A generic Microformats parser for PHP. While it similar to php-mf2, it combines a more accurate HTML parser with more consistent performance characteristics, and it is believed to have fewer bugs.
Functionality is provided for parsing from an HTTP URL, from a file, from a string, and from an HTML element (a \DOMElement
object), as well as for serializing to JSON. A static method of the MensBeam\Microformats
class is provided for each task.
The parsing methods all return a Microformats structure as an array. The Microformats wiki includes some sample structures in JSON format.
\MensBeam\Microformats::fromUrl(string $url, array $options = []): ?array
The $url
argument is an HTTP(S) URL to an HTML resource; redirections will be followed if neceesary. If the resource cannot be fetched null
will be returned.
The $options
argument is a list of options for the Microformats parser. See below for details.
\MensBeam\Microformats::fromFile(string $file, string $contentType, string $url, array $options = []): ?array
The $file
argument is the path to a local file. If the file cannot be opened for reading null
will be returned.
The $contentType
argument is a string containing the value of the file's HTTP Content-Type
header, if known. This may be used to provide the HTML parser with character encoding information.
The $url
argument is a string containing the file's effective URL. This is used to resolve any relative URLs in the input.
The $options
argument is a list of options for the Microformats parser. See below for details.
\MensBeam\Microformats::fromString(string $input, string $contentType, string $url, array $options = []): array
The $input
argument is the string to parse for micrformats.
The $contentType
argument is a string containing the value of the string's HTTP Content-Type
header, if known. This may be used to provide the HTML parser with character encoding information.
The $url
argument is a string containing the string's effective URL. This is used to resolve any relative URLs in the input.
The $options
argument is a list of options for the Microformats parser. See below for details.
\MensBeam\Microformats::fromHtmlElement(\DOMElement $input, string $url, array $options = []): array
The $input
argument is the element to parse for micrformats. Typically this would be the documentElement
, but any element may be parsed.
The $url
argument is a string containing the string's effective URL. This is used to resolve any relative URLs in the input.
The $options
argument is a list of options for the Microformats parser. See below for details.

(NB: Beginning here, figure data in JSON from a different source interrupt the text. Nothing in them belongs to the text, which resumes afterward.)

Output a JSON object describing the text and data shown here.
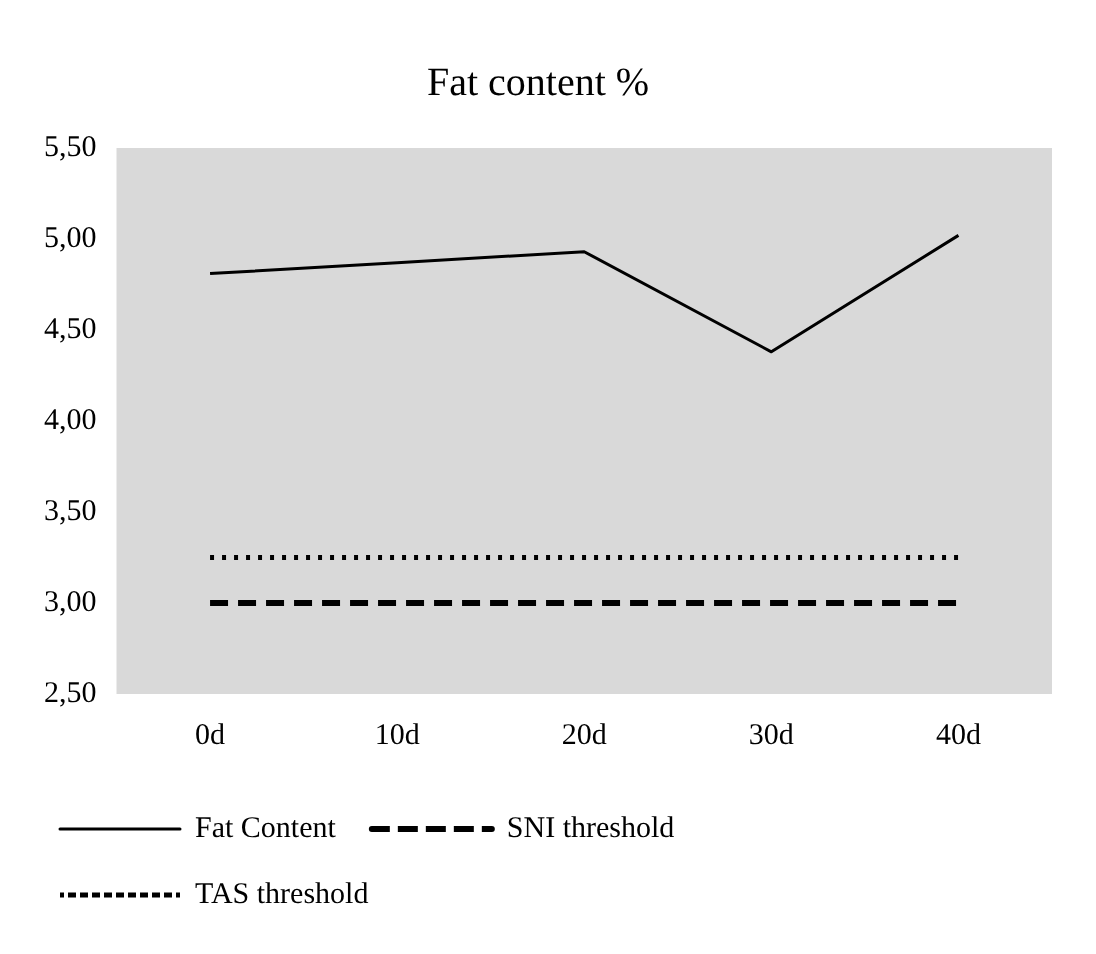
{
  "chart_data": {
    "type": "line",
    "title": "Fat content %",
    "categories": [
      "0d",
      "10d",
      "20d",
      "30d",
      "40d"
    ],
    "series": [
      {
        "name": "Fat Content",
        "color": "#000000",
        "line_style": "solid",
        "values": [
          4.81,
          4.87,
          4.93,
          4.38,
          5.02
        ]
      },
      {
        "name": "SNI threshold",
        "color": "#000000",
        "line_style": "dashed",
        "values": [
          3.0,
          3.0,
          3.0,
          3.0,
          3.0
        ]
      },
      {
        "name": "TAS threshold",
        "color": "#000000",
        "line_style": "dotted",
        "values": [
          3.25,
          3.25,
          3.25,
          3.25,
          3.25
        ]
      }
    ],
    "ylim": [
      2.5,
      5.5
    ],
    "yticks": [
      {
        "value": 2.5,
        "label": "2,50"
      },
      {
        "value": 3,
        "label": "3,00"
      },
      {
        "value": 3.5,
        "label": "3,50"
      },
      {
        "value": 4,
        "label": "4,00"
      },
      {
        "value": 4.5,
        "label": "4,50"
      },
      {
        "value": 5,
        "label": "5,00"
      },
      {
        "value": 5.5,
        "label": "5,50"
      }
    ],
    "grid": false,
    "legend": "bottom",
    "marker": "none"
  }
}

\MensBeam\Microformats::toJson(array $data, int $flags = 0, int $depth = 512): string
Since Microformats data is represented as a structure of nested arrays, some of which are associative ("objects" in JSON parlance) and may be empty, it is necessary to convert such empty array into PHP stdClass
objects before they are serialized to JSON. This method performs these conversions before passing the result to the json_encode
function. Its parameters are the same as that of json_encode
.
The parsing methods all optionally take an $options
array as an argument. These options are all flags, either for experimental features, or for backwards-compatible features no longer used by default. The options are as followings:
Key | Type | Default | Description |
---|---|---|---|
dateNormalization |
Boolean | true |
This optiona enables date and time normalization throughout microformat parsing rather than only where required by the specification |
impliedTz |
Boolean | false |
Time values in microformats may have an implied date associated with them taken from a prior date value in the same microformat structure. This option allows for a time zone to be implied as well, if a time does not include its time zone. |
lang |
Boolean | true |
This option determines whether language information is retrieved from the parsed document and included in the output, in lang keys. Both Microformat structures and embedded markup (e- property) structures are affected by this options. |
thoroughTrim |
Boolean | true |
This option uses the more thorough whitespace-trimming algorithm proposed for future standardization rather than the "classic", simpler whitespace-trimming algorithm mandated by the parsing specification. This affects both p- and e- properties. |